I sink onto the couch and pull my knees up. They don’t go as far as they used to. I can’t wrap my arms around them comfortably anymore. It’s begun, and a petty sadness grips me in a moment of vulnerability; not normally enough to put me over or even register, but on top of everything else it’s that last flake of snow before the avalanche happens.
“I don’t know, Daddy,” I say, my voice tight. “He’s… not exactly a good man. I’m not even sure I want him to be a part of the baby’s life.”
“It sounded like you had a good thing for a minute,” Dad says. “Not that I’m defending him, mind you. It was awful, what he did. Thing is… sometimes people do things they can’t take back and… we don’t always have a choice. It sounds like you don’t have the full story yet. Maybe it’s exactly what it looks like, but maybe it isn’t.”
“Is there a difference between someone who does something shitty because they want to, and someone who does it because they need to impress their evil father?” I ask.
Dad’s quiet a moment. “What I mean,” he says more cautiously, “is that what’s done is done. The baby should have a choice in the matter, when it’s old enough to make that choice. You have to think about that now, while there’s time. We can all be terrible people under the wrong circumstances. That doesn’t mean we have to continue being terrible people, just that we have to find ways to make it better. To make ourselves better people.”
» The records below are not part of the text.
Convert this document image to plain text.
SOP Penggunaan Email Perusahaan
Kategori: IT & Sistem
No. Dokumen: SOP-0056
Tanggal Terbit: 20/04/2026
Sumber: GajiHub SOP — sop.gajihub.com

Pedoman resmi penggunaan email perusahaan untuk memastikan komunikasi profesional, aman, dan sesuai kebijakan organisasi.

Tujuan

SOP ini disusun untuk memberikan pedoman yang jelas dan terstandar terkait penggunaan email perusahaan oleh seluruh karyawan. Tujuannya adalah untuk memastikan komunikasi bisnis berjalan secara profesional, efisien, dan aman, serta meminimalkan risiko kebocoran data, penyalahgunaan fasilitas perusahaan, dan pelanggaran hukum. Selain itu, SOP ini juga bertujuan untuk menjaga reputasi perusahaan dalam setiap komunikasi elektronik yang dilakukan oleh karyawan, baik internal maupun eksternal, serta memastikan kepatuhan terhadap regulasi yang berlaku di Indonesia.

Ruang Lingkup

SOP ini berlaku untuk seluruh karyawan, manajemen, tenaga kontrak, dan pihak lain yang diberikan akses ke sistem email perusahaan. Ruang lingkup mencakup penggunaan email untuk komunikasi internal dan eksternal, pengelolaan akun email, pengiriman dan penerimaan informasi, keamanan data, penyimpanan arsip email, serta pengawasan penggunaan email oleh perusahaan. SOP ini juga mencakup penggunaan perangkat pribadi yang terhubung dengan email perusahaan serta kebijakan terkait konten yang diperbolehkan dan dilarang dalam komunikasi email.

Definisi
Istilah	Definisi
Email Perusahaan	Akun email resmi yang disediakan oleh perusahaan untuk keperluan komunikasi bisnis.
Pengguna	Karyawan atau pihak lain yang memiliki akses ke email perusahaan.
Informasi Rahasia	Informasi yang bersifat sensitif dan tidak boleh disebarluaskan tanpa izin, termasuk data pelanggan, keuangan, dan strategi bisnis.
We’re no longer talking about me and Jake and the baby. Or at least, not only those things.
“Believe me, Janie,” he says, “not being able to reach out and hold your own children… it hurts. Jake may need a lot of work, a lot of growing up, but he doesn’t deserve that kind of pain. Not just for being misguided and caught up in someone else’s madness, you know?”
“Yeah,” I whisper.
“But listen,” he says, “whatever you decide to do, can I tell you something?”
“Sure.”
“I know this is scary, Janie,” he says, his voice warm and genuine. “And I wish the circumstances were better for you. Happier, and less complicated. But if I’m being honest… I’m overjoyed to hear that I’m going to be a grandfather. And I think you’ll make a wonderful mother no matter how this all plays out. I get that it’s painful right now, but is it okay if we just… be happy for a minute? No strings?”